Franco Piersanti – Foto Nathalie Tufenkjian

Con Siccità, film di Paolo Virzì ancora nelle sale, il 30 settembre scorso, è uscito anche il disco contente la colonna sonora. Dodici brani firmati da Franco Piersanti, uno dei compositori più creativi e blasonati del nostro “cinema sonoro”. A Venezia il lavoro – pubblicato da Edizioni Curci –  s’è aggiudicato il Soundtrack Stars Award 2022 per la miglior colonna sonora.

Una composizione per orchestra che riesce a rendere tattile l’arsura, la secchezza che in sé ha una drammaticità letteraria: viene in mente il bellissimo libro di Graciliano Ramos, Vidas Secas (pubblicato nel 1938), che poi diventò, nel 1963, anche una pellicola diretta da Nelson Pereira dos Santos, talmente forte e verista che la dittatura militare ne vietò la visione perché “distorceva” il racconto rassicurante del regime. 

Siccità (il film) è presentato come commedia, e lo è nell’intreccio spesso surreale delle storie dei suoi personaggi che lavorano, vivono, discutono, amano, sognano in quella quinta ocra che è una Roma totalmente priva d’acqua da mesi. Il Tevere in secca, uno degli elementi forti del film, ha un grande fascino, sebbene funesto. La poetica del secco descrive questa attrazione in un adagio che sembra raccontare minuziosamente la città e le anime dei protagonisti. La colonna sonora di Franco Piersanti rappresenta bene tutto ciò, è la trasposizione in musica di una pellicola che, nel suo svolgimento, si avvia progressivamente alla catarsi: l’ultimo brano, Pioggia, diretto dal maestro Alessandro Molinari e suonato dalla Roma Film Orchestra, giocato sui tasti di un pianoforte, segna il momento della trasformazione dalla polvere all’acqua. Il miracolo avviene mentre l’ensamble concertistico si apre in un movimento sempre più ampio, tranquillizzante, e una tromba sembra annunciare una nuova era.

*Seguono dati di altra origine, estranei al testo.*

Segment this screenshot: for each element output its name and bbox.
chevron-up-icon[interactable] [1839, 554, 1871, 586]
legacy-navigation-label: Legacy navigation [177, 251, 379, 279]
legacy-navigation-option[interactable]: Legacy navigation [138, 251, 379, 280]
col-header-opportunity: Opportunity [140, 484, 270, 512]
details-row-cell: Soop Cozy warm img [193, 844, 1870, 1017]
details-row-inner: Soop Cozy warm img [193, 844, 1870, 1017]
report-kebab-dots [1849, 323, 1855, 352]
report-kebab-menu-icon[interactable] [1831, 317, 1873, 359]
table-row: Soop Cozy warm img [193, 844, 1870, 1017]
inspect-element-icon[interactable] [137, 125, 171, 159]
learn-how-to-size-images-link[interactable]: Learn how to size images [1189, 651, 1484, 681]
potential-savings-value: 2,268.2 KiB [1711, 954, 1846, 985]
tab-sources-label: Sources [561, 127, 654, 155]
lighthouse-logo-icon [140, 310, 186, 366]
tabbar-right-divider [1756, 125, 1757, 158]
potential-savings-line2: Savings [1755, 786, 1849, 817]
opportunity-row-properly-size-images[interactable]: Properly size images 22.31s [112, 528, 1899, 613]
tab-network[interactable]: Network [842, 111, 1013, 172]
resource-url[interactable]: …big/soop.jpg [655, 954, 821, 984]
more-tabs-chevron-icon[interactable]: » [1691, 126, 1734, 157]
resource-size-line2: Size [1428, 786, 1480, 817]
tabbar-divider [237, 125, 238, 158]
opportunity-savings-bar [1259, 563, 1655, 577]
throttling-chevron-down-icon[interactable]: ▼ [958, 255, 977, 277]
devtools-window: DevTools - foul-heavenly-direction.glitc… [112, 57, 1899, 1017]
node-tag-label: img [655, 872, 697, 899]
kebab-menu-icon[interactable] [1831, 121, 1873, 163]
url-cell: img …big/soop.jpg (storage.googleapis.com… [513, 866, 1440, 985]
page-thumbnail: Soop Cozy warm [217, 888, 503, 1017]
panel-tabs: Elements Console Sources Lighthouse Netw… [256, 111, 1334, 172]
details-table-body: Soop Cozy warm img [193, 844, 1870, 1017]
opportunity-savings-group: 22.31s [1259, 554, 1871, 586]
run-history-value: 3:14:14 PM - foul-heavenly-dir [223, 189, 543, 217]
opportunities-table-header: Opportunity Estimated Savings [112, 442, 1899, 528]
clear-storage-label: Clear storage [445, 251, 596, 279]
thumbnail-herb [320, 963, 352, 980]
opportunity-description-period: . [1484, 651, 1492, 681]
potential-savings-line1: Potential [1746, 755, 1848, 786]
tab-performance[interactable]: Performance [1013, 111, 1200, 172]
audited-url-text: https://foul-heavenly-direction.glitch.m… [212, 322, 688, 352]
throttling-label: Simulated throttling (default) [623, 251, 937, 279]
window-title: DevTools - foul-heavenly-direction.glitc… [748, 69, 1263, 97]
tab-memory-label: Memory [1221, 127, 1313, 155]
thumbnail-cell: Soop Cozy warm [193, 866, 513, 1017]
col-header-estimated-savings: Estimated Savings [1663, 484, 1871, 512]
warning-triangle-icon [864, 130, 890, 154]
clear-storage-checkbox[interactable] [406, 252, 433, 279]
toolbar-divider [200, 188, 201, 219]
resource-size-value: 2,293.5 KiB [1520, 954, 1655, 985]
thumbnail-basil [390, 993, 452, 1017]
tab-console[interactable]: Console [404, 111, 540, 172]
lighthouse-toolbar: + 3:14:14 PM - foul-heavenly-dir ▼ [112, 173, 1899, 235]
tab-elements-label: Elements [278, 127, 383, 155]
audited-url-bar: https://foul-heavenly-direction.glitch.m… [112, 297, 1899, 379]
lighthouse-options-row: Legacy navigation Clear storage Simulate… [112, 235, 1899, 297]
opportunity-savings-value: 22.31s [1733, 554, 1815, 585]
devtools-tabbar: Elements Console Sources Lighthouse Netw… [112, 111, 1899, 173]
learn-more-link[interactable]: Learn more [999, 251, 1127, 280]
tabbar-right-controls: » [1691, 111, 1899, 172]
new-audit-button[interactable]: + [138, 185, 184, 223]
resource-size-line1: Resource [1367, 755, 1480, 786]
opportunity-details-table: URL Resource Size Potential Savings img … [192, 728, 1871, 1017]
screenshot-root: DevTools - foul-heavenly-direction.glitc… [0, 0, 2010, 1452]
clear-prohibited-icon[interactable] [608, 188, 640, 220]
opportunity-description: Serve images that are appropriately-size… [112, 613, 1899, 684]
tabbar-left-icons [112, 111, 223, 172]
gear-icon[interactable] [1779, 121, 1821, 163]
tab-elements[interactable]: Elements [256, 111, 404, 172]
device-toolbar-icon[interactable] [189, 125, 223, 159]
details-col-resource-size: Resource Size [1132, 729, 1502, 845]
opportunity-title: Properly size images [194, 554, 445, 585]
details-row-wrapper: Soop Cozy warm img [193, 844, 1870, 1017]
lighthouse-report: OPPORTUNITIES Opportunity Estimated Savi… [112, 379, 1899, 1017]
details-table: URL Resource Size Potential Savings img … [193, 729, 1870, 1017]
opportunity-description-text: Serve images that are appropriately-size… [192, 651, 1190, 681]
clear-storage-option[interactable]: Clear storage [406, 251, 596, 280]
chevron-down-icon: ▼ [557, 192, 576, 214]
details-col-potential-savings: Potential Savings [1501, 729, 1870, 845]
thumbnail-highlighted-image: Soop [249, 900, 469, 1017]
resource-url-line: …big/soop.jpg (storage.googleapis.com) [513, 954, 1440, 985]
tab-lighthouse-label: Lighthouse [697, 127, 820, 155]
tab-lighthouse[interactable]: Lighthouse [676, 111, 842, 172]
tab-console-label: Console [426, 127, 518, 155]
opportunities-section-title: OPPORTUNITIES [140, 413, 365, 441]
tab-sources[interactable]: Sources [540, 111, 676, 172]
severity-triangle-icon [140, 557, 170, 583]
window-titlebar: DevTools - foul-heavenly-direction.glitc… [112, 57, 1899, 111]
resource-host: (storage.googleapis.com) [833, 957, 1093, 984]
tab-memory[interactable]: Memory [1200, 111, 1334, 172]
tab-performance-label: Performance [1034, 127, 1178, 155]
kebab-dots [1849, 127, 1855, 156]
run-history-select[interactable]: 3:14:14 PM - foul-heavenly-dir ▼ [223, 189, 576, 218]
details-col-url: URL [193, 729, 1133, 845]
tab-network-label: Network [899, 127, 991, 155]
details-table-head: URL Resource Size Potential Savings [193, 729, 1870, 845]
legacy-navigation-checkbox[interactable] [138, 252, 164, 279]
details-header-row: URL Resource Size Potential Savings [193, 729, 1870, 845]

In una sua dichiarazione dopo la vittoria del premio veneziano Piersanti commentava: «Siccità è la mia seconda collaborazione con Paolo Virzì. Se in Tutta la vita davanti del 2008, il registro musicale alternava malinconia, grottesco disciolti in una vaga visionarietà, qui il suono si inacidisce molto, come fosse vittima di una disidratazione fonica, e tutto sembra stridere e alterarsi. È solo grazie alla Pioggia, che chiude il racconto sia delle immagini sia della musica, che i sentimenti rifluiscono, riaccomunando le tante anime vaganti e inaridite di questo film così vibrante della nostra attualità».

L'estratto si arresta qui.